At the outset of the film, Antonio Busone, a transplanted Italian businessman who owns a small chain of lobster processing plants, is trying to place a new factory in the town, guaranteeing that he will hire largely from that pool of former cannery workers. He is waiting for a $200,000 federal job creation grant; all that is needed is the approval of the Board of Selectmen. Unfortunately for Busone, the head of the Board is Dan Rice, a lobster buyer whose business would be endangered by the new factory. More than that, Rice is one of those Tea Party-types who would rather let his own constituents suffer than approve government spending.

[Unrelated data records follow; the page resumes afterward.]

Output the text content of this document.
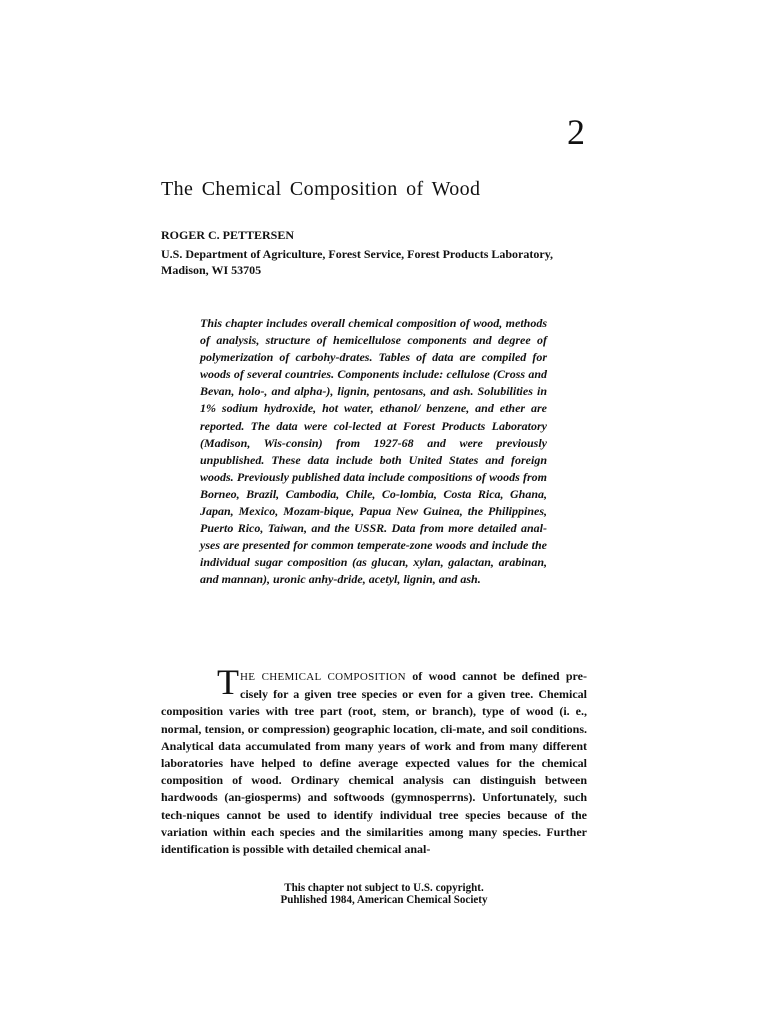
2
The Chemical Composition of Wood
ROGER C. PETTERSEN
U.S. Department of Agriculture, Forest Service, Forest Products Laboratory, Madison, WI 53705

This chapter includes overall chemical composition of wood, methods of analysis, structure of hemicellulose components and degree of polymerization of carbohy-drates. Tables of data are compiled for woods of several countries. Components include: cellulose (Cross and Bevan, holo-, and alpha-), lignin, pentosans, and ash. Solubilities in 1% sodium hydroxide, hot water, ethanol/ benzene, and ether are reported. The data were col-lected at Forest Products Laboratory (Madison, Wis-consin) from 1927-68 and were previously unpublished. These data include both United States and foreign woods. Previously published data include compositions of woods from Borneo, Brazil, Cambodia, Chile, Co-lombia, Costa Rica, Ghana, Japan, Mexico, Mozam-bique, Papua New Guinea, the Philippines, Puerto Rico, Taiwan, and the USSR. Data from more detailed anal-yses are presented for common temperate-zone woods and include the individual sugar composition (as glucan, xylan, galactan, arabinan, and mannan), uronic anhy-dride, acetyl, lignin, and ash.

THE CHEMICAL COMPOSITION of wood cannot be defined pre-cisely for a given tree species or even for a given tree. Chemical composition varies with tree part (root, stem, or branch), type of wood (i. e., normal, tension, or compression) geographic location, cli-mate, and soil conditions. Analytical data accumulated from many years of work and from many different laboratories have helped to define average expected values for the chemical composition of wood. Ordinary chemical analysis can distinguish between hardwoods (an-giosperms) and softwoods (gymnosperrns). Unfortunately, such tech-niques cannot be used to identify individual tree species because of the variation within each species and the similarities among many species. Further identification is possible with detailed chemical anal-

This chapter not subject to U.S. copyright.
Puhlished 1984, American Chemical Society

At first it looks as if this conflict will be the center of Downeast. Unfortunately, one of the downsides to making documentary films is that you have no way of knowing what the outcome of you hard work will be until you are in the editing room. I suspect the filmmakers had no clue that Busone's entire company would become the victim of a chain of events that would see his bank freeze all his assets as a response to a client's bounced check, triggering a slow-motion meltdown that ends in utter catastrophe.

Redmon and Sabin tell this story intelligently, but the film's 76-minute running time doesn't leave room for much backstory or many explanations, and the suddenness of the collapse is even more shocking to us than  to the participants. It would be helpful if the directors could go back and insert more detail before the film gets a wider showing. As it is, they have the skeleton of a fascinating film, filled with grace notes like the shower of sparks cascading from a metal grinder as the old factory space is renovated. Regrettably, like those sparks, the film fades out much too soon.